A Conversation with Associate Professor of Neuroscience Tracie Paine
Since 2009, students in Paine’s lab have been conducting research on mental health conditions.
You are a behavioral neuroscientist. For nonscientists, what does this mean, and what is your current research focus?
Basically, as a behavioral neuroscientist I study the biological basis of behavior using rodents as a model system. Our research is aimed at understanding how the GABA (gamma-aminobutyric acid) neurotransmitter system regulates social behaviors and attention. To do this we use drugs that affect specific aspects of the GABA system and then measure the effects on behavior in rodents.
What inspired you to pursue the field of neuroscience?
Starting in high school I became very interested in mental health and mental illness. In particular, I was curious about why some individuals developed mental health conditions and others didn’t. As an undergraduate I discovered that I enjoyed doing research and was much more suited for it as compared to working with patients in the clinic.
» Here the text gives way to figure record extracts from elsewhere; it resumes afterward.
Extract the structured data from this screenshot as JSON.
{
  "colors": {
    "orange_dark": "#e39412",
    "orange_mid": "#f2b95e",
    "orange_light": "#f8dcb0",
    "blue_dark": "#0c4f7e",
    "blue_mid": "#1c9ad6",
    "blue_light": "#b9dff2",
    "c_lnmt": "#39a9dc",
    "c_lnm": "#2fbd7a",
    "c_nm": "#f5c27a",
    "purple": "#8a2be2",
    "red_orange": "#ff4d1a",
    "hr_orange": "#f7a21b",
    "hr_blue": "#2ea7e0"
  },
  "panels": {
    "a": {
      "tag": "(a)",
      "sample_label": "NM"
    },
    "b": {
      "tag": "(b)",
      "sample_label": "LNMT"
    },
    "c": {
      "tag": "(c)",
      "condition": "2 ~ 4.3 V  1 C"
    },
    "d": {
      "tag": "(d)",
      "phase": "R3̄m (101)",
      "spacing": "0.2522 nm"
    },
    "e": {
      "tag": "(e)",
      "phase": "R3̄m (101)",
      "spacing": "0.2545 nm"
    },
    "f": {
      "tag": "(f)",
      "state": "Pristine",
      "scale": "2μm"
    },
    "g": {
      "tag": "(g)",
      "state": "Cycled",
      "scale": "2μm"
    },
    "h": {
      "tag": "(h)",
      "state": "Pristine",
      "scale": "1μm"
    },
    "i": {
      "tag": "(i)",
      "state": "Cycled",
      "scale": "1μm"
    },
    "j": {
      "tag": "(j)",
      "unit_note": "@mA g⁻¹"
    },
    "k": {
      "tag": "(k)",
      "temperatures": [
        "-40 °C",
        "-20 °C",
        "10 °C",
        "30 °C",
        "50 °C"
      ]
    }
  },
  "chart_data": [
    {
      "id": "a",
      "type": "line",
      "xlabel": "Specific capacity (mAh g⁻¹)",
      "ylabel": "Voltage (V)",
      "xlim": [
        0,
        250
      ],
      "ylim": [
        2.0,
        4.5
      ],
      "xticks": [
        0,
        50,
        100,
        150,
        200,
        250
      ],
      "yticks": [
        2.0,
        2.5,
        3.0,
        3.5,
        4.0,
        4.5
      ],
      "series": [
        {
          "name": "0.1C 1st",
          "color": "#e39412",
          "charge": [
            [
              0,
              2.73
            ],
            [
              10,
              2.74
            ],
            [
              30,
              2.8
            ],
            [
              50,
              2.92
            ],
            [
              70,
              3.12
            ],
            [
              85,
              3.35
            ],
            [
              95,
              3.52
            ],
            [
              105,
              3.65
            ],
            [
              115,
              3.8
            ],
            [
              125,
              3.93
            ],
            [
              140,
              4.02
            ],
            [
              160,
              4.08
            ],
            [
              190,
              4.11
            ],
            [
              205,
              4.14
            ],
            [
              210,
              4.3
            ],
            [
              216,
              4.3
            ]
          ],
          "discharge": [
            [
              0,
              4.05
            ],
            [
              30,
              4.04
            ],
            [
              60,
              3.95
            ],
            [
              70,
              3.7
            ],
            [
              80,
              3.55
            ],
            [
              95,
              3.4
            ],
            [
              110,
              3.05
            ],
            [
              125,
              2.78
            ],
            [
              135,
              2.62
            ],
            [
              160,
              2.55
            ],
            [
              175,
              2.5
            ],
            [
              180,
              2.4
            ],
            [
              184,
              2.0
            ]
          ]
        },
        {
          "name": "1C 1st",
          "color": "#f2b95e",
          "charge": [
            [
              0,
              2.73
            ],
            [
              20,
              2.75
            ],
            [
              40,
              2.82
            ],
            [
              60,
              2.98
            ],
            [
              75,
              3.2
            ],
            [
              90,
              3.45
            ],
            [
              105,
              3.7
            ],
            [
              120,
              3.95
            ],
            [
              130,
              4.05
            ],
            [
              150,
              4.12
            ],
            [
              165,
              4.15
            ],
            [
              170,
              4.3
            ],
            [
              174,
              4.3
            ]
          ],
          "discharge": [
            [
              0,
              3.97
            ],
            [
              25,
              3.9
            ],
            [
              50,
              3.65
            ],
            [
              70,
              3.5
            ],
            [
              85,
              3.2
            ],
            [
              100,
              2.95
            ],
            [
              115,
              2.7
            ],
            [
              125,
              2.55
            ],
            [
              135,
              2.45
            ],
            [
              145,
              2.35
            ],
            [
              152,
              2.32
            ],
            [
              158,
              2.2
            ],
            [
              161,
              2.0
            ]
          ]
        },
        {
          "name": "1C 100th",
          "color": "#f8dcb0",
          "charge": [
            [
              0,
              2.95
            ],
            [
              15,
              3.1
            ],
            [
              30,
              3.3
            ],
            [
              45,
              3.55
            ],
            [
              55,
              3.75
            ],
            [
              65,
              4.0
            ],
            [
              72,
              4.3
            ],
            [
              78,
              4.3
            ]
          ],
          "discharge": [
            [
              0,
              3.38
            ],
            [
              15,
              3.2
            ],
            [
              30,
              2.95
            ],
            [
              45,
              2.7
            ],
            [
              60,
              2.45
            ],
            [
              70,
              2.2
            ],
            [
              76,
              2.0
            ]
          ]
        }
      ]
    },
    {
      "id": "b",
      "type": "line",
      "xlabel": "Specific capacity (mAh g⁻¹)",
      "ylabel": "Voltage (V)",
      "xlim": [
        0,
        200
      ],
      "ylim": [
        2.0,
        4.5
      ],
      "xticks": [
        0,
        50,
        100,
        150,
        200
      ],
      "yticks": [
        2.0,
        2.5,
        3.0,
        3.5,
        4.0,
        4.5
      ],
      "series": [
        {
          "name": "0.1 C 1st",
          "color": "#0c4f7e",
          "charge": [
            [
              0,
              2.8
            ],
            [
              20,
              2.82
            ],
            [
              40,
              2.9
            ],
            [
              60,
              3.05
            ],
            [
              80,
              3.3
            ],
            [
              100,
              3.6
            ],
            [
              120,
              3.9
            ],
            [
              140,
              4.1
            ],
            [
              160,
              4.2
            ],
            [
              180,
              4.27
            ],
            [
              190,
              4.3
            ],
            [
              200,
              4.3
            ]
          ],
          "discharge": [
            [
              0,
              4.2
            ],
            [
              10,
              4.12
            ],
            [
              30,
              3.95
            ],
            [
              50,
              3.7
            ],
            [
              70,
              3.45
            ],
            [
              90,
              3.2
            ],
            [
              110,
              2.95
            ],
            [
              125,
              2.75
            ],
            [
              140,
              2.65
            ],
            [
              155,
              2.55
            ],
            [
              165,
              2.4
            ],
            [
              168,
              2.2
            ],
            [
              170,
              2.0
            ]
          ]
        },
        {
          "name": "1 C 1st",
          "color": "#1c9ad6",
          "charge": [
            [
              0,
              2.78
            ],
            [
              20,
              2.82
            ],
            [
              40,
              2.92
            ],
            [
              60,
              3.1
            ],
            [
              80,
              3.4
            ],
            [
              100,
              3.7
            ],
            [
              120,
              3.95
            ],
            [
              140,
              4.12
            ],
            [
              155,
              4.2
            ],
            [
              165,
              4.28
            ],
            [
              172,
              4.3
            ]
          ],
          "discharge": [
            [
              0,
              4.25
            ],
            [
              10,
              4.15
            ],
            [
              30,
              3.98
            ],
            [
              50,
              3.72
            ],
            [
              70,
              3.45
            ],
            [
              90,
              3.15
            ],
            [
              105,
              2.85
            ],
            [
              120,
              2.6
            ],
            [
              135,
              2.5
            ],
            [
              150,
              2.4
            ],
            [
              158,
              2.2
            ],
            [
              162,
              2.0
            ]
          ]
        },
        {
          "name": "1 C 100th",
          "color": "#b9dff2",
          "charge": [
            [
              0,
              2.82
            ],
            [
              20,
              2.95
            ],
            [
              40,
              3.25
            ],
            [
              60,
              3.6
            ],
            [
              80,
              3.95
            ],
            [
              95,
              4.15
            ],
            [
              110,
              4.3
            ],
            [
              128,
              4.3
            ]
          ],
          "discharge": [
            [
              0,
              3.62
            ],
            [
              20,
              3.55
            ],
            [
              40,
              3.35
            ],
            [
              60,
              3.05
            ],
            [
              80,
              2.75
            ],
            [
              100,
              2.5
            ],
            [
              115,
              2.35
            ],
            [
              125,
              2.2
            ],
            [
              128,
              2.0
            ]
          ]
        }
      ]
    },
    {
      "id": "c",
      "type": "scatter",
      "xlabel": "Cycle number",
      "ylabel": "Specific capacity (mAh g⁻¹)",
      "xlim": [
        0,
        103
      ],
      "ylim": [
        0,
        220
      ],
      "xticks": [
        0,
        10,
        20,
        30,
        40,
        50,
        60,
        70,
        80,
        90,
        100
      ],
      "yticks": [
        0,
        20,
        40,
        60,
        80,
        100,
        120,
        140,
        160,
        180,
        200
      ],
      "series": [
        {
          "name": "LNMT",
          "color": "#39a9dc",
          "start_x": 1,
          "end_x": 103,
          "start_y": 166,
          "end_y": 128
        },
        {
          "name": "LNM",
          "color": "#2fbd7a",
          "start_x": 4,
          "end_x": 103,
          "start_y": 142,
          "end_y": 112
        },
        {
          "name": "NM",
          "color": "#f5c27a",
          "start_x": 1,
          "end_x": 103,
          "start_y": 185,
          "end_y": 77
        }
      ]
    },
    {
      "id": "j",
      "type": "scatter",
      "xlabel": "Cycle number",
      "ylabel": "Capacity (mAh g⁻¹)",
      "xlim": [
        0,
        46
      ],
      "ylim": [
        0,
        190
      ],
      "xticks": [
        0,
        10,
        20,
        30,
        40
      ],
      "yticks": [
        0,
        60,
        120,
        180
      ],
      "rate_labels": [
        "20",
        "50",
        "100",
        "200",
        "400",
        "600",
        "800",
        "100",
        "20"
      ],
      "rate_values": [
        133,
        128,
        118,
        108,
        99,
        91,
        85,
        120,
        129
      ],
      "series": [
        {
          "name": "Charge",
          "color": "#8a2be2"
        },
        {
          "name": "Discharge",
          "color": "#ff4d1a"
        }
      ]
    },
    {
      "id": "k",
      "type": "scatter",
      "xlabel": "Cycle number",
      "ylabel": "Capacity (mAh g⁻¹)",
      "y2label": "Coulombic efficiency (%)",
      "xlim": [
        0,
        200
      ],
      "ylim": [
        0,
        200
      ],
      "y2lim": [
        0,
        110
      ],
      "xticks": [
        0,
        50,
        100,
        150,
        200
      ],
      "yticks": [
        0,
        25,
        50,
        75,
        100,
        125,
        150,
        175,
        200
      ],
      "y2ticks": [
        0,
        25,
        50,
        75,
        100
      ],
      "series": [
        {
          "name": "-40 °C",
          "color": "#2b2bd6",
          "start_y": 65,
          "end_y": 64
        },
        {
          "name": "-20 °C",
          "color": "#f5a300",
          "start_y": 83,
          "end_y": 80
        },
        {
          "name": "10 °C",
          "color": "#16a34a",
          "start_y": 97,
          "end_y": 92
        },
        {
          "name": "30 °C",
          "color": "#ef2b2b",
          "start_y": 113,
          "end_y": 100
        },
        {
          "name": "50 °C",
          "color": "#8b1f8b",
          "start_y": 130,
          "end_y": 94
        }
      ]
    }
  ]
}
Once I started doing research as an undergraduate, I found that I was keenly interested in how the brain was regulating behavior. I went into a graduate program that allowed me to study behavioral neuroscience.
In 2013, President Obama funded the BRAIN initiative, which is intended to do for neuroscience what the Human Genome Project did for genomics, to revolutionize our understanding of the brain. Why is there so much yet to be discovered about how the brain works?
The brain is immensely complicated—there are estimated to be 100 billion neurons (one type of brain cell). Each neuron is receiving information from many other neurons, which in turn sends information to other neurons. The “wiring” of the brain is so complex. Further, we are still using relatively crude tools to study brain function. These tools have given us a lot of insights into brain function. That said, we still have a lot to understand about how the brain works.
What are some exciting trends and developments in the field?
There are some pretty exciting new technologies, for example chemogenetics and optogenetics, that are allowing neuroscientists to more carefully parse out the roles of different types of neurons in specific behaviors.
What kinds of research experiences have students had in your lab?
Students in my lab conduct behavioral pharmacology experiments with rodents. In addition, students will learn to stain and analyze brain tissue or conduct other molecular analyses on brain tissue.
Which courses do you especially enjoy teaching?
That’s a tricky question because I like teaching all of my courses for different reasons. I like to teach lab-based courses the most because you get to work closely with students, and it is a very hands-on type of learning. Because of the structure of the labs, there is also time to get to know the students as individuals in a way that is difficult in lecture classes.